You can test by running echo 'HTTP/1.1 200 OK\r\nContent-type: text/html; charset=windows-1251\r\n\r\n\xef\xbb\xbf<!DOCTYPE html><html><head><meta http-equiv="Content-Type" content="text/html; charset=utf-8"><meta charset="windows-1251"><title>привет</title></head><body>привет</body></html>' | nc -lp 4500
and pointing your browser at localhost:4500
. (Of course you will want to change or remove parts. The BOM part is \xef\xbb\xbf
. Be wary of the encoding of your shell.)

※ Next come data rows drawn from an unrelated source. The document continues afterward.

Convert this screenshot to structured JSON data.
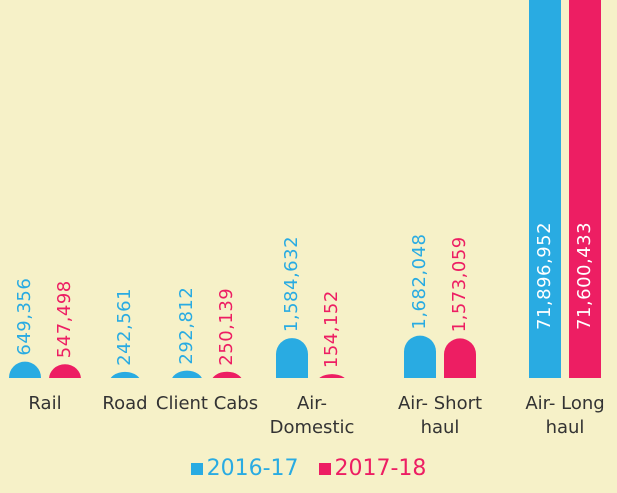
{
  "chart_data": {
    "type": "bar",
    "categories": [
      "Rail",
      "Road",
      "Client Cabs",
      "Air- Domestic",
      "Air- Short haul",
      "Air- Long haul"
    ],
    "series": [
      {
        "name": "2016-17",
        "color": "#29abe2",
        "values": [
          649356,
          242561,
          292812,
          1584632,
          1682048,
          71896952
        ],
        "value_labels": [
          "649,356",
          "242,561",
          "292,812",
          "1,584,632",
          "1,682,048",
          "71,896,952"
        ]
      },
      {
        "name": "2017-18",
        "color": "#ed1e63",
        "values": [
          547498,
          null,
          250139,
          154152,
          1573059,
          71600433
        ],
        "value_labels": [
          "547,498",
          null,
          "250,139",
          "154,152",
          "1,573,059",
          "71,600,433"
        ]
      }
    ],
    "ylim": [
      0,
      15000000
    ]
  }
}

您可以通过运行echo 'HTTP/1.1 200 OK\r\nContent-type: text/html; charset=windows-1251\r\n\r\n\xef\xbb\xbf<!DOCTYPE html><html><head><meta http-equiv="Content-Type" content="text/html; charset=utf-8"><meta charset="windows-1251"><title>привет</title></head><body>привет</body></html>' | nc -lp 4500
浏览器并将其指向进行测试localhost:4500
。(当然,您会想要更改或删除部分。BOM 部分是\xef\xbb\xbf
。注意外壳的编码。)
Please mind that it's very important that you explicitly declare the encoding. Letting browsers guess can lead to security issues.

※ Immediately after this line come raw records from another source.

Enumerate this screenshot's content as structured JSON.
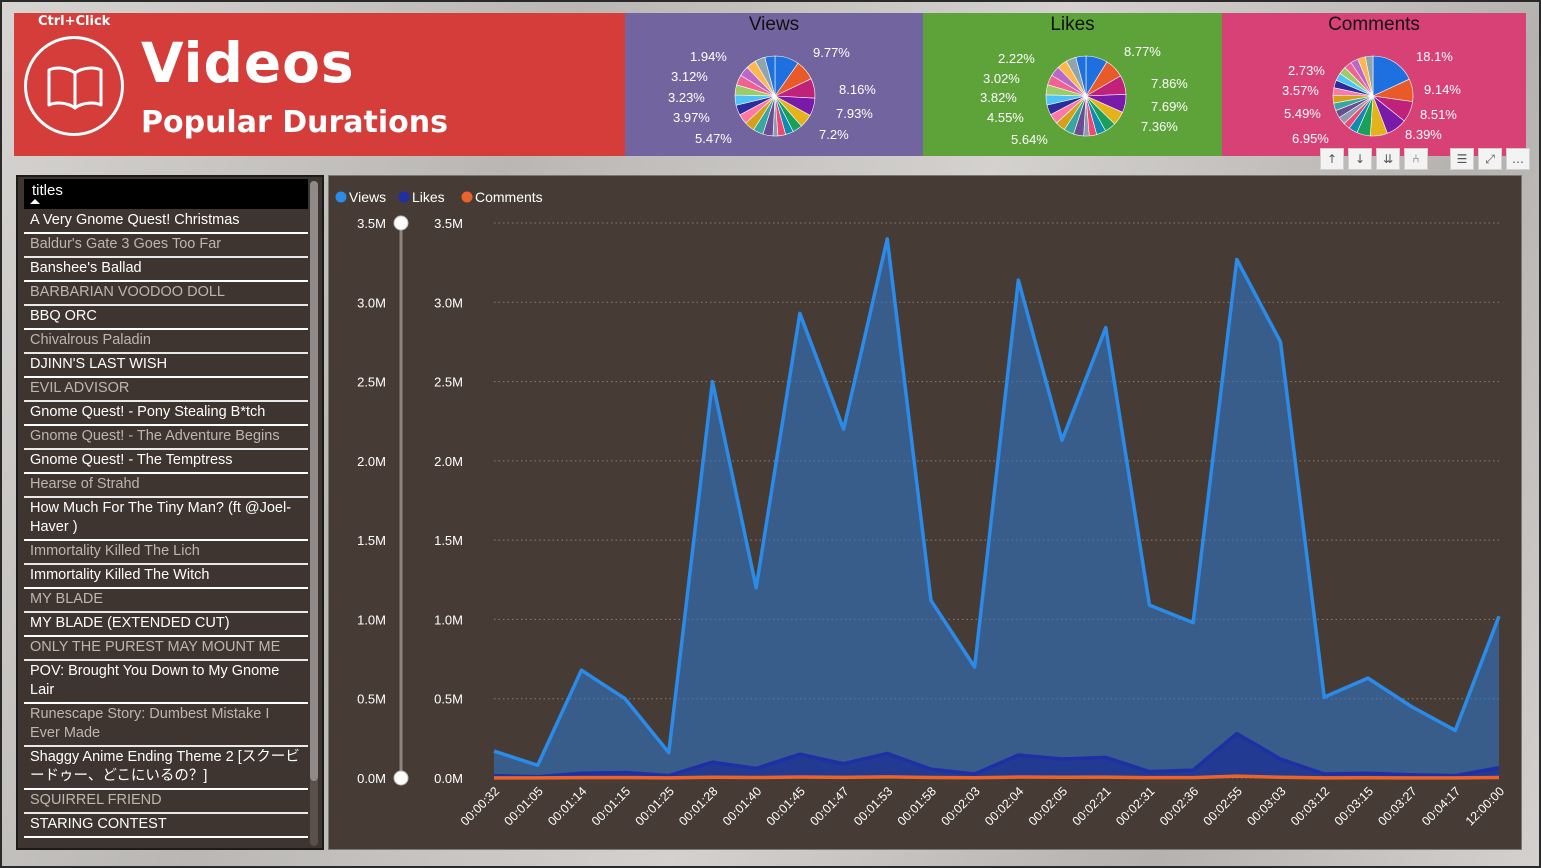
{
  "header": {
    "ctrl_hint": "Ctrl+Click",
    "title": "Videos",
    "subtitle": "Popular Durations",
    "brand_color": "#d43d3a"
  },
  "pies": {
    "views": {
      "title": "Views",
      "labels": [
        "9.77%",
        "8.16%",
        "7.93%",
        "7.2%",
        "5.47%",
        "3.97%",
        "3.23%",
        "3.12%",
        "1.94%"
      ],
      "panel_color": "#72659f"
    },
    "likes": {
      "title": "Likes",
      "labels": [
        "8.77%",
        "7.86%",
        "7.69%",
        "7.36%",
        "5.64%",
        "4.55%",
        "3.82%",
        "3.02%",
        "2.22%"
      ],
      "panel_color": "#5ea23a"
    },
    "comments": {
      "title": "Comments",
      "labels": [
        "18.1%",
        "9.14%",
        "8.51%",
        "8.39%",
        "6.95%",
        "5.49%",
        "3.57%",
        "2.73%"
      ],
      "panel_color": "#d84176"
    }
  },
  "toolbar": {
    "icons": [
      "arrow-up-icon",
      "arrow-down-icon",
      "double-arrow-down-icon",
      "expand-hierarchy-icon",
      "filter-icon",
      "focus-mode-icon",
      "more-options-icon"
    ]
  },
  "slicer": {
    "header": "titles",
    "items": [
      {
        "label": "A Very Gnome Quest! Christmas",
        "selected": true
      },
      {
        "label": "Baldur's Gate 3 Goes Too Far",
        "selected": false
      },
      {
        "label": "Banshee's Ballad",
        "selected": true
      },
      {
        "label": "BARBARIAN VOODOO DOLL",
        "selected": false
      },
      {
        "label": "BBQ ORC",
        "selected": true
      },
      {
        "label": "Chivalrous Paladin",
        "selected": false
      },
      {
        "label": "DJINN'S LAST WISH",
        "selected": true
      },
      {
        "label": "EVIL ADVISOR",
        "selected": false
      },
      {
        "label": "Gnome Quest! - Pony Stealing B*tch",
        "selected": true
      },
      {
        "label": "Gnome Quest! - The Adventure Begins",
        "selected": false
      },
      {
        "label": "Gnome Quest! - The Temptress",
        "selected": true
      },
      {
        "label": "Hearse of Strahd",
        "selected": false
      },
      {
        "label": "How Much For The Tiny Man? (ft @Joel-Haver )",
        "selected": true
      },
      {
        "label": "Immortality Killed The Lich",
        "selected": false
      },
      {
        "label": "Immortality Killed The Witch",
        "selected": true
      },
      {
        "label": "MY BLADE",
        "selected": false
      },
      {
        "label": "MY BLADE (EXTENDED CUT)",
        "selected": true
      },
      {
        "label": "ONLY THE PUREST MAY MOUNT ME",
        "selected": false
      },
      {
        "label": "POV: Brought You Down to My Gnome Lair",
        "selected": true
      },
      {
        "label": "Runescape Story: Dumbest Mistake I Ever Made",
        "selected": false
      },
      {
        "label": "Shaggy Anime Ending Theme 2 [スクービードゥー、どこにいるの？]",
        "selected": true
      },
      {
        "label": "SQUIRREL FRIEND",
        "selected": false
      },
      {
        "label": "STARING CONTEST",
        "selected": true
      }
    ]
  },
  "chart_data": {
    "type": "area",
    "legend_position": "top-left",
    "grid": true,
    "x": [
      "00:00:32",
      "00:01:05",
      "00:01:14",
      "00:01:15",
      "00:01:25",
      "00:01:28",
      "00:01:40",
      "00:01:45",
      "00:01:47",
      "00:01:53",
      "00:01:58",
      "00:02:03",
      "00:02:04",
      "00:02:05",
      "00:02:21",
      "00:02:31",
      "00:02:36",
      "00:02:55",
      "00:03:03",
      "00:03:12",
      "00:03:15",
      "00:03:27",
      "00:04:17",
      "12:00:00"
    ],
    "y_ticks": [
      "0.0M",
      "0.5M",
      "1.0M",
      "1.5M",
      "2.0M",
      "2.5M",
      "3.0M",
      "3.5M"
    ],
    "ylim": [
      0,
      3500000
    ],
    "series": [
      {
        "name": "Views",
        "color": "#2b8be9",
        "values": [
          170000,
          80000,
          680000,
          500000,
          160000,
          2500000,
          1200000,
          2930000,
          2200000,
          3400000,
          1120000,
          700000,
          3140000,
          2130000,
          2840000,
          1090000,
          980000,
          3270000,
          2750000,
          510000,
          630000,
          450000,
          300000,
          1020000
        ]
      },
      {
        "name": "Likes",
        "color": "#1f2fa6",
        "values": [
          15000,
          8000,
          30000,
          35000,
          15000,
          100000,
          60000,
          150000,
          90000,
          155000,
          55000,
          25000,
          145000,
          120000,
          130000,
          40000,
          50000,
          280000,
          120000,
          25000,
          30000,
          20000,
          15000,
          65000
        ]
      },
      {
        "name": "Comments",
        "color": "#e8642c",
        "values": [
          1000,
          500,
          2000,
          2500,
          1000,
          5000,
          3000,
          6000,
          4000,
          7000,
          3000,
          1500,
          6000,
          5000,
          5500,
          2000,
          2500,
          12000,
          5000,
          1000,
          1500,
          1000,
          800,
          3000
        ]
      }
    ],
    "ylabel": "",
    "xlabel": ""
  }
}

请注意,明确声明编码非常重要。让浏览器猜测可能会导致安全问题。
回答by Timo Huovinen
Use <meta charset="utf-8" />
for web browsers when using HTML5.
使用<meta charset="utf-8" />
使用HTML5时的Web浏览器。
Use <meta http-equiv="Content-Type" content="text/html; charset=utf-8" />
when using HTML4 or XHTML, or for outdated dom parsers, like DOMDocument
in php 5.3
使用<meta http-equiv="Content-Type" content="text/html; charset=utf-8" />
使用HTML4和XHTML时,或过时的DOM解析器,像DOMDocument
在PHP 5.3
回答by user10089632
There is some news based on Mozilla Foundation, and sitepoint
有一些基于Mozilla Foundation和sitepoint 的新闻
Do not use this value (
http-equiv=content-type
) as it is obsolete. Prefer thecharset
attribute on the <meta
> element.
请勿使用此值 (
http-equiv=content-type
),因为它已过时。首选charset
<meta
> 元素上的属性。
回答by chelder
To embed a signature on an email, I would use the long version:
要在电子邮件中嵌入签名,我将使用长版本:
<meta http-equiv="Content-Type" content="text/html; charset=utf-8" />
The reason is that not many email readers use html5, so it's always better use old html styles. Actually, it's better to use tables than divs + css as well.
原因是没有多少电子邮件阅读器使用 html5,所以最好使用旧的 html 样式。实际上,使用表格也比使用 divs + css 更好。